Changes in the algorithms output large enough to produce meaningful differences but small enough to ensure the cost analysis still produces a passing grade that can pass on to the resulting system and produce unintended consequences further down the line.

Solving Deep Learning’s Real-World Challenges

The issue common to both of these problems is the unknown and unknowable nature of current deep learning algorithms. When used in practice, it’s almost impossible to differentiate a good system from a bad one because we don’t have enough information about what’s going on underneath. But engineers are developing ways to overcome that hurdle.

The field of explainable AI is growing at a rapid pace to develop algorithms that can be better understood by humans.

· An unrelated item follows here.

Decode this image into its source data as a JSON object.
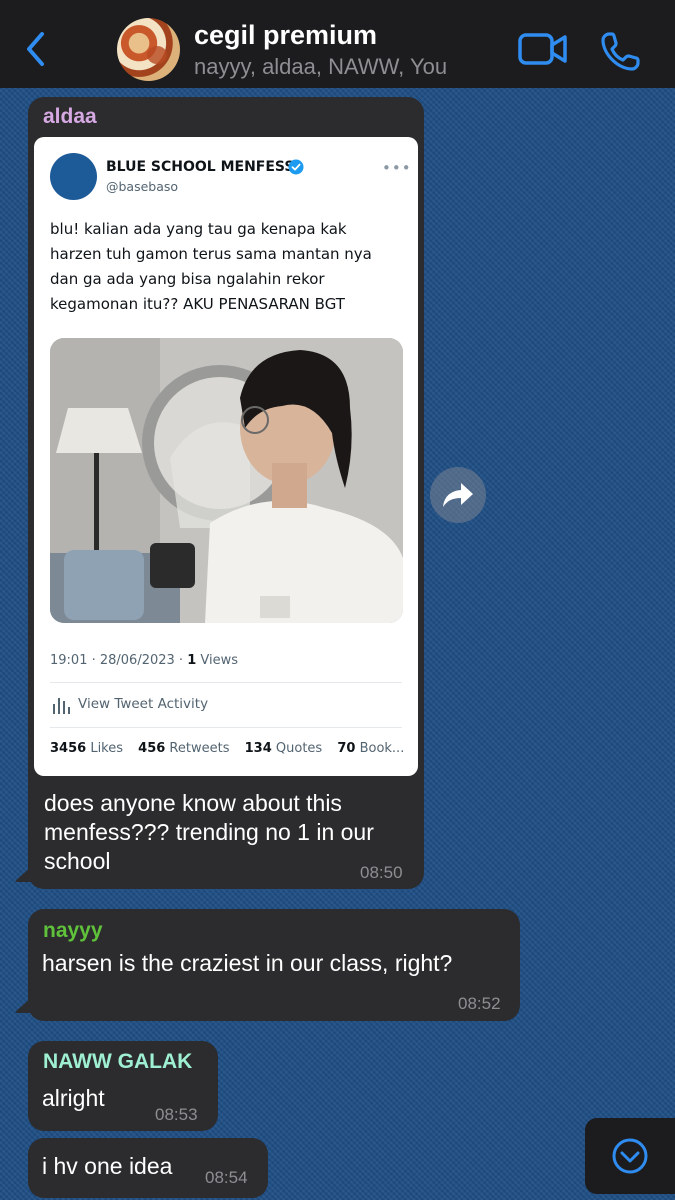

This would circumvent many of the biggest problems inherent to the field, but we still have a long way to go before fully explainable deep-learning algorithms are solving major medical problems. Today, the advice to engineers building deep learning systems is to test, test, test, and then test some more.

“The biggest, immediate takeaway is that we need to be doing a lot more testing,” Alex D’Amour, who led an industry-leading study into under-specification, told MIT Technology Review. “We are asking more of machine-learning models than we are able to guarantee with our current approach.”

Extensive and thorough testing, continuous integration, and thorough verification are a must when deploying deep learning systems to ensure success. Related fields such as synthetic data are helping engineers overcome these challenges by making greater volumes of higher data available through AI-enabled data synthesis.

The Future of Deep Learning

Deep learning technologies have proven to be extremely powerful tools that have made an impact in every field. From self-driving vehicles on the road today to modern advances in healthcare diagnostics and accessibility applications — it’s not a technology that can be easily dismissed.

Despite the potential pitfalls and drawbacks listed here, this is a field worthy of significant investment and investigation. If 2023 was the year of GPT, then 2024 certainly marks the start of a decade of powerful, explainable, and highly robust AI systems powering tomorrow’s software solutions.